The horses running round the tilted oval of Sussex's least glamorous track are mostly, as Moore concedes, 'blocks of wood', and the rewards for negotiating the tough undulations of this National Hunt course are similarly diminutive. Moore's Sharpgun collects pounds 288 for finishing second in the Evening Argus Challenge Cup, but then that is not so bad when the trainer charges only pounds 10 for the horsebox ride from Brighton.

Off the stopping trains from London, out of Range Rovers and battered Toyotas they tread to pay homage to Plumpton's prosaic pleasures. There are people who look like they have been drinking all weekend, people hopelessly overdressed for such muddy challenges, people who ask: 'do they still race if it rains?' It takes more than dirty skies to sink these country rounds.

Of quality there is little, of stories there are legion. Like the time a horse came hurtling down the far side so fast he continued into the railway station and on to Platform One. Of all the times the engine driver in his cockpit has forgotten the instruction from headquarters: make an extra stop at Plumpton for the racegoers. BR's blue livery callously rattling past.

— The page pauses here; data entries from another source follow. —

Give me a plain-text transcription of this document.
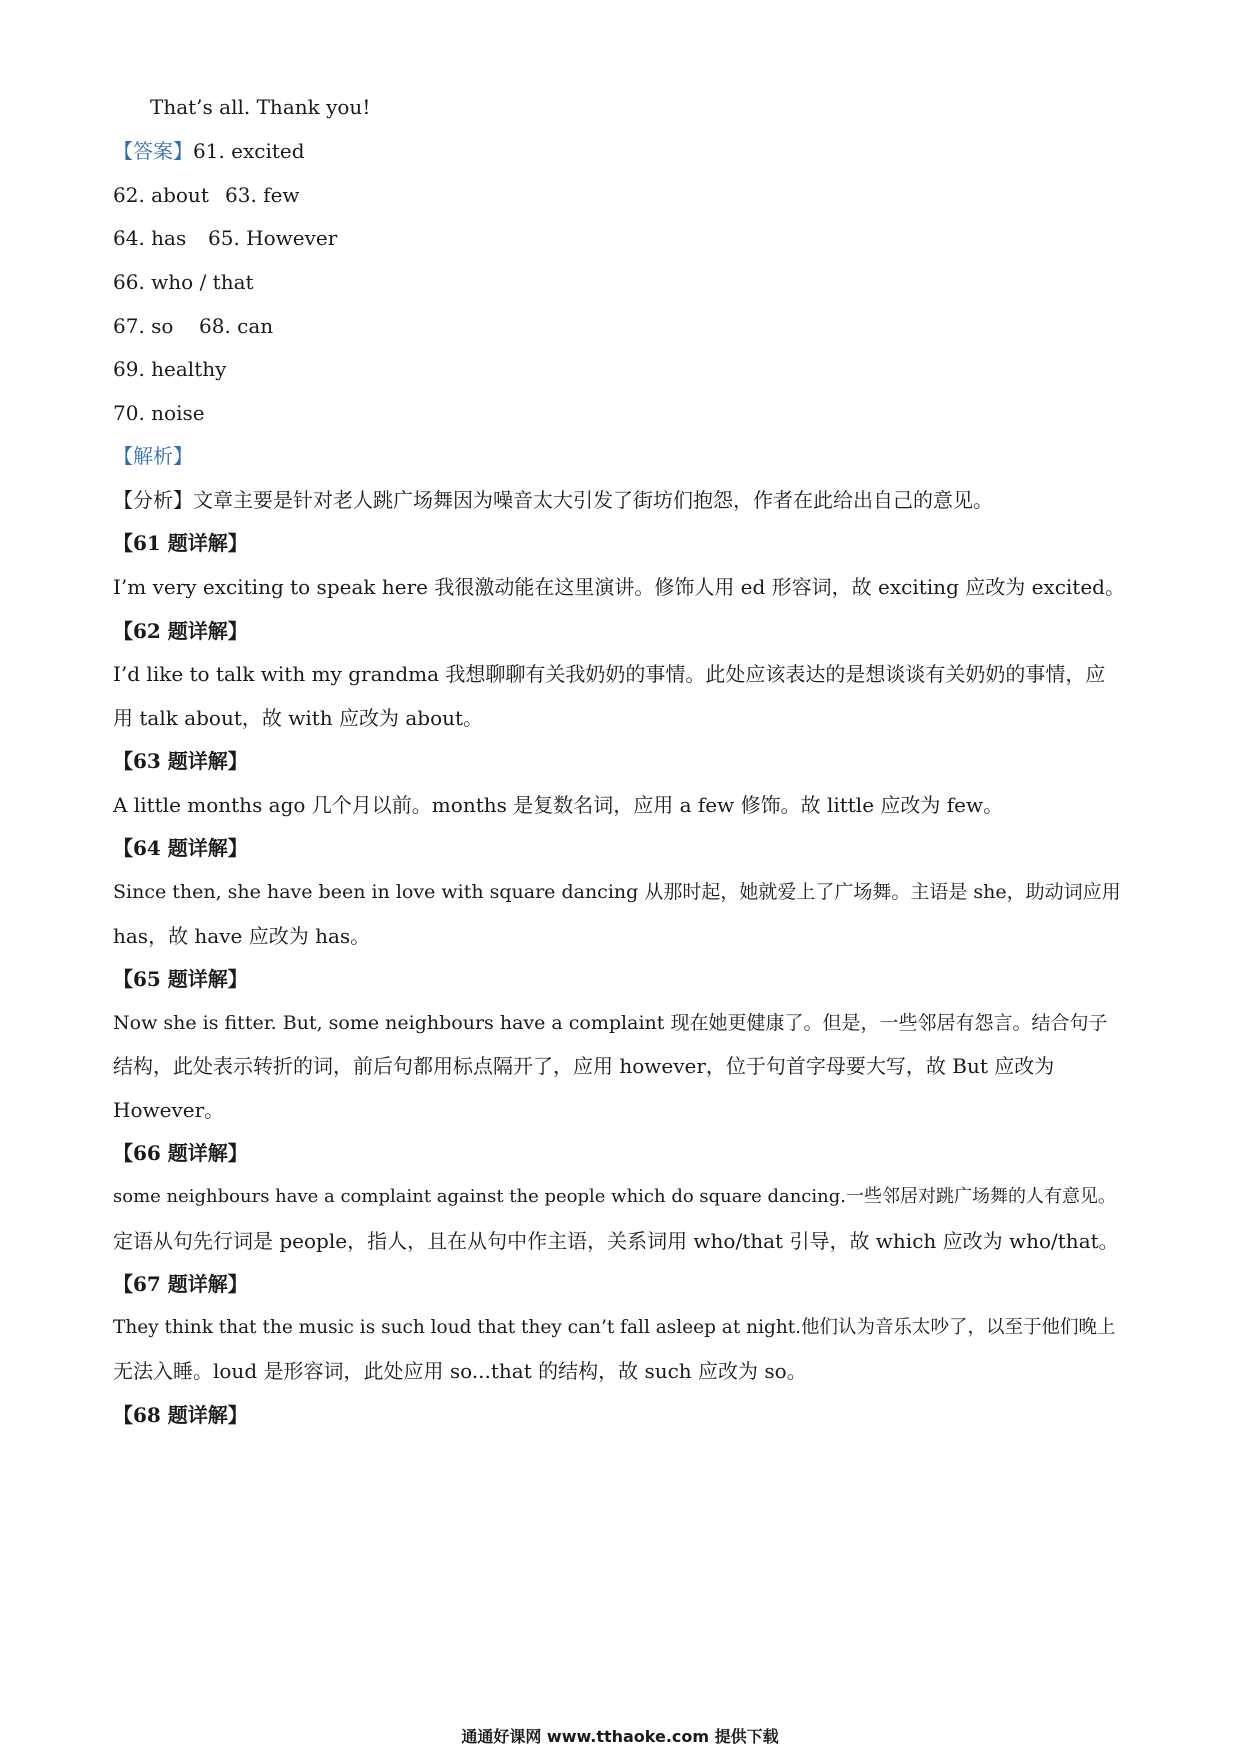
That’s all. Thank you!
【答案】61. excited
62. about 63. few
64. has 65. However
66. who / that
67. so 68. can
69. healthy
70. noise
【解析】
【分析】文章主要是针对老人跳广场舞因为噪音太大引发了街坊们抱怨，作者在此给出自己的意见。
【61 题详解】
I’m very exciting to speak here 我很激动能在这里演讲。修饰人用 ed 形容词，故 exciting 应改为 excited。
【62 题详解】
I’d like to talk with my grandma 我想聊聊有关我奶奶的事情。此处应该表达的是想谈谈有关奶奶的事情，应
用 talk about，故 with 应改为 about。
【63 题详解】
A little months ago 几个月以前。months 是复数名词，应用 a few 修饰。故 little 应改为 few。
【64 题详解】
Since then, she have been in love with square dancing 从那时起，她就爱上了广场舞。主语是 she，助动词应用
has，故 have 应改为 has。
【65 题详解】
Now she is fitter. But, some neighbours have a complaint 现在她更健康了。但是，一些邻居有怨言。结合句子
结构，此处表示转折的词，前后句都用标点隔开了，应用 however，位于句首字母要大写，故 But 应改为
However。
【66 题详解】
some neighbours have a complaint against the people which do square dancing.一些邻居对跳广场舞的人有意见。
定语从句先行词是 people，指人，且在从句中作主语，关系词用 who/that 引导，故 which 应改为 who/that。
【67 题详解】
They think that the music is such loud that they can’t fall asleep at night.他们认为音乐太吵了，以至于他们晚上
无法入睡。loud 是形容词，此处应用 so...that 的结构，故 such 应改为 so。
【68 题详解】
通通好课网 www.tthaoke.com 提供下载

Sixteen times a year the away-dayers from Victoria mingle among the county set at Plumpton and on Easter Monday, the August Bank Holiday and New Year's Eve there is barely room to swing a bookmaker. For the Burberry brigade, the day is like a point-to-point. For those who pack The Fountain and The Sun across the railway lines, the aim is to go from pint-to-pint.

At 2.30pm the groups converge under a marshmallow sky for a race between woefully limited three-year-old hurdlers. Double-breasted suits emerge from palatial BMWs, preceded by the smell of cologne and followed by wives guarding stockings against the muck. The labrador-owning classes watch disdainfully as picnic tables are hauled from the boots of less ostentatious cars.

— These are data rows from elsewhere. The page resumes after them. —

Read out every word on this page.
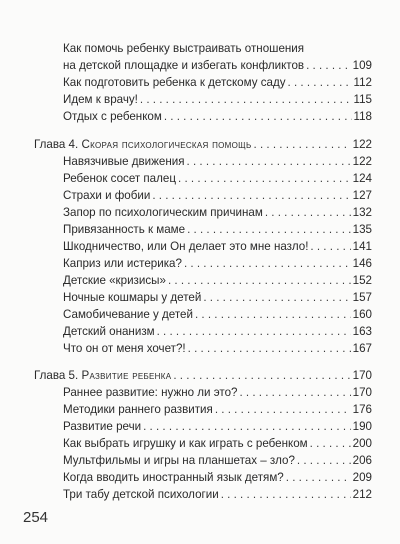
Как помочь ребенку выстраивать отношения
на детской площадке и избегать конфликтов . . .	109
Как подготовить ребенка к детскому саду . . .	112
Идем к врачу! . . .	115
Отдых с ребенком . . .	118
Глава 4. Скорая психологическая помощь . . .	122
Навязчивые движения . . .	122
Ребенок сосет палец . . .	124
Страхи и фобии . . .	127
Запор по психологическим причинам . . .	132
Привязанность к маме . . .	135
Шкодничество, или Он делает это мне назло! . . .	141
Каприз или истерика? . . .	146
Детские «кризисы» . . .	152
Ночные кошмары у детей . . .	157
Самобичевание у детей . . .	160
Детский онанизм . . .	163
Что он от меня хочет?! . . .	167
Глава 5. Развитие ребенка . . .	170
Раннее развитие: нужно ли это? . . .	170
Методики раннего развития . . .	176
Развитие речи . . .	190
Как выбрать игрушку и как играть с ребенком . . .	200
Мультфильмы и игры на планшетах – зло? . . .	206
Когда вводить иностранный язык детям? . . .	209
Три табу детской психологии . . .	212
254
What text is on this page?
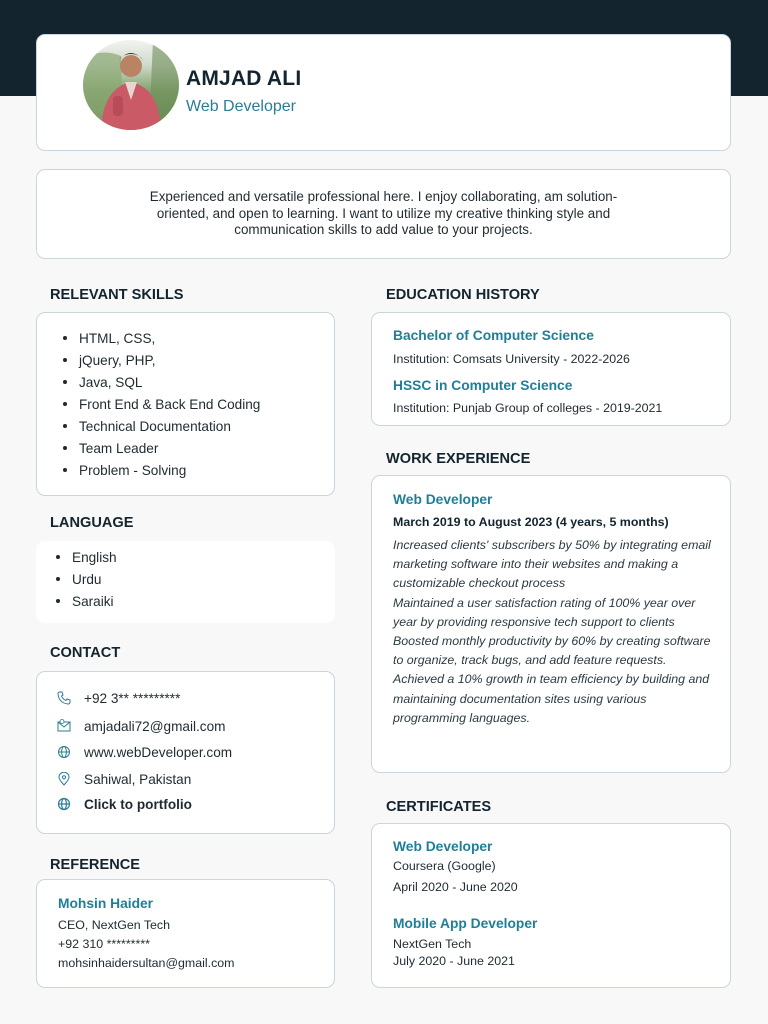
AMJAD ALI
Web Developer
Experienced and versatile professional here. I enjoy collaborating, am solution-oriented, and open to learning. I want to utilize my creative thinking style and communication skills to add value to your projects.
RELEVANT SKILLS
HTML, CSS,
jQuery, PHP,
Java, SQL
Front End & Back End Coding
Technical Documentation
Team Leader
Problem - Solving
LANGUAGE
English
Urdu
Saraiki
CONTACT
+92 3** *********
amjadali72@gmail.com
www.webDeveloper.com
Sahiwal, Pakistan
Click to portfolio
REFERENCE
Mohsin Haider
CEO, NextGen Tech
+92 310 *********
mohsinhaidersultan@gmail.com
EDUCATION HISTORY
Bachelor of Computer Science
Institution: Comsats University - 2022-2026
HSSC in Computer Science
Institution: Punjab Group of colleges - 2019-2021
WORK EXPERIENCE
Web Developer
March 2019 to August 2023 (4 years, 5 months)

Increased clients' subscribers by 50% by integrating email marketing software into their websites and making a customizable checkout process

Maintained a user satisfaction rating of 100% year over year by providing responsive tech support to clients

Boosted monthly productivity by 60% by creating software to organize, track bugs, and add feature requests.

Achieved a 10% growth in team efficiency by building and maintaining documentation sites using various programming languages.

CERTIFICATES
Web Developer
Coursera (Google)
April 2020 - June 2020
Mobile App Developer
NextGen Tech
July 2020 - June 2021
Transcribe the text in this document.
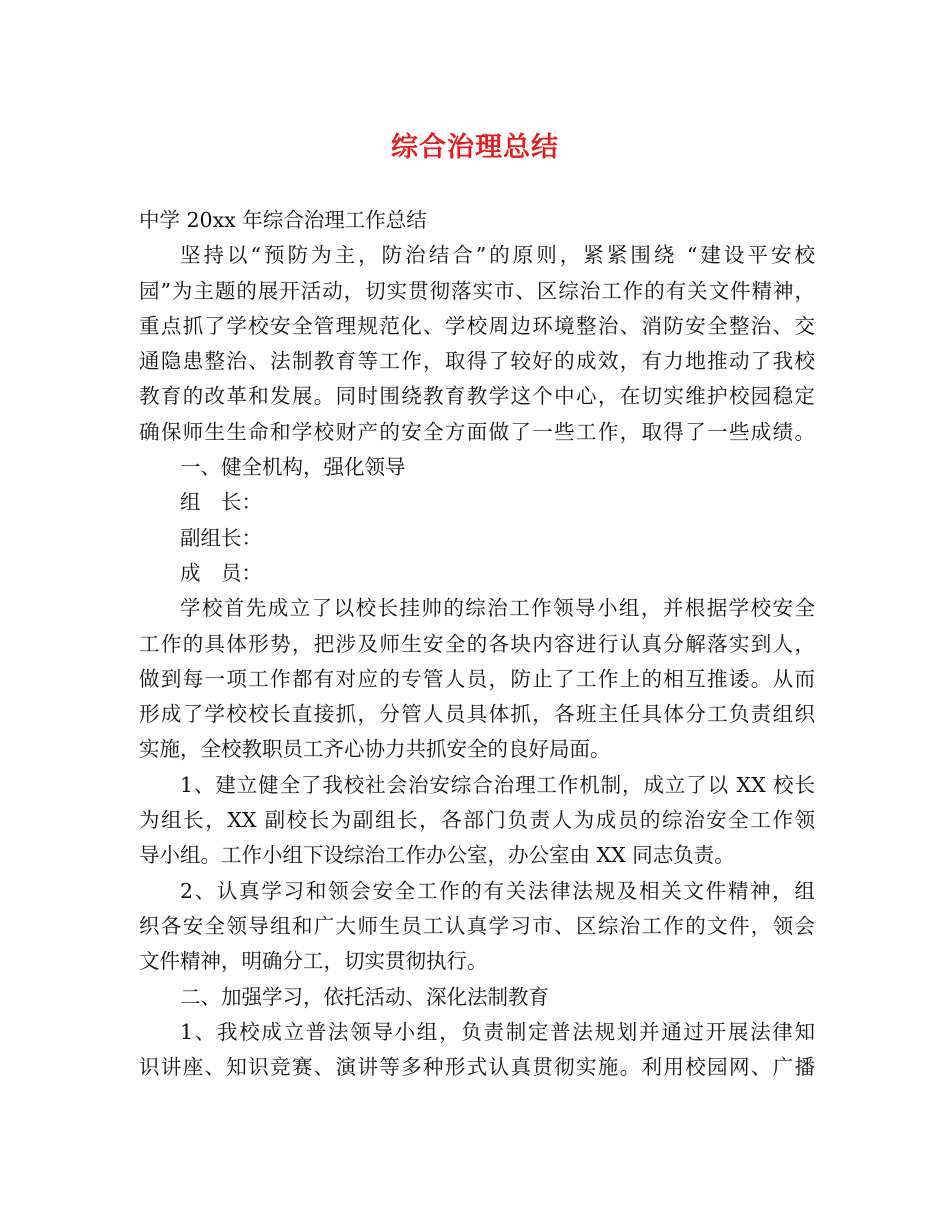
综合治理总结
中学 20xx 年综合治理工作总结
坚持以“预防为主，防治结合”的原则，紧紧围绕 “建设平安校
园”为主题的展开活动，切实贯彻落实市、区综治工作的有关文件精神，
重点抓了学校安全管理规范化、学校周边环境整治、消防安全整治、交
通隐患整治、法制教育等工作，取得了较好的成效，有力地推动了我校
教育的改革和发展。同时围绕教育教学这个中心，在切实维护校园稳定
确保师生生命和学校财产的安全方面做了一些工作，取得了一些成绩。
一、健全机构，强化领导
组　长：
副组长：
成　员：
学校首先成立了以校长挂帅的综治工作领导小组，并根据学校安全
工作的具体形势，把涉及师生安全的各块内容进行认真分解落实到人，
做到每一项工作都有对应的专管人员，防止了工作上的相互推诿。从而
形成了学校校长直接抓，分管人员具体抓，各班主任具体分工负责组织
实施，全校教职员工齐心协力共抓安全的良好局面。
1、建立健全了我校社会治安综合治理工作机制，成立了以 XX 校长
为组长，XX 副校长为副组长，各部门负责人为成员的综治安全工作领
导小组。工作小组下设综治工作办公室，办公室由 XX 同志负责。
2、认真学习和领会安全工作的有关法律法规及相关文件精神，组
织各安全领导组和广大师生员工认真学习市、区综治工作的文件，领会
文件精神，明确分工，切实贯彻执行。
二、加强学习，依托活动、深化法制教育
1、我校成立普法领导小组，负责制定普法规划并通过开展法律知
识讲座、知识竞赛、演讲等多种形式认真贯彻实施。利用校园网、广播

And still they come, traipsing off trains (the ones that stop) and cramming the lanes, hungry for one last helping of leisure before offices, duties, reclaim them on Tuesday morning. Plumpton begins to feel like an overcrowded dinghy, and for the jockeys booting these elephantine beasts round and round the nine-furlong track the sense of danger must be similarly pronounced.

Through their descent on the far side you squeeze your race-card with anxiety, so fast, so freely do they tumble towards the low shacks of the train station. 'Tricky' is how the regulars here describe the two plain fences on the opposite side to the stands, and that is one of the more moderate euphemisms you will hear as you lean against a rail, queue for battle with a bookmaker.

Even Fred Winter, champion jockey and employee of the nearby Ryan Price stable, refused to ride at Plumpton after being regularly mashed by the hoofs of half-mad, half-blind steeplechasers, and it is no coincidence that the course's leading rider for many years was Ray Goldstein, who would do a bungy jump without the elastic cord for a decent day's pay. Adrian Maguire, who won the Cheltenham Gold Cup last season, is something of a Plumpton specialist, but for the most part this place is a rider's equivalent of bare-knuckle fighting.

Not all the horses are slow or undistinguished. After his win in the seller yesterday, old Manhattan Boy has captured 11 races at Plumpton - he has never won anywhere else - and seems to provide Maguire with as much joy as any air-punching victory at a Cheltenham Festival. Manhattan Boy is what a track like Plumpton needs: a local hero, a bulwark against time and age and the comings and goings of horse racing.

Given the opportunity to buy one like him, Charlie Moore would probably throw in an extra tyre.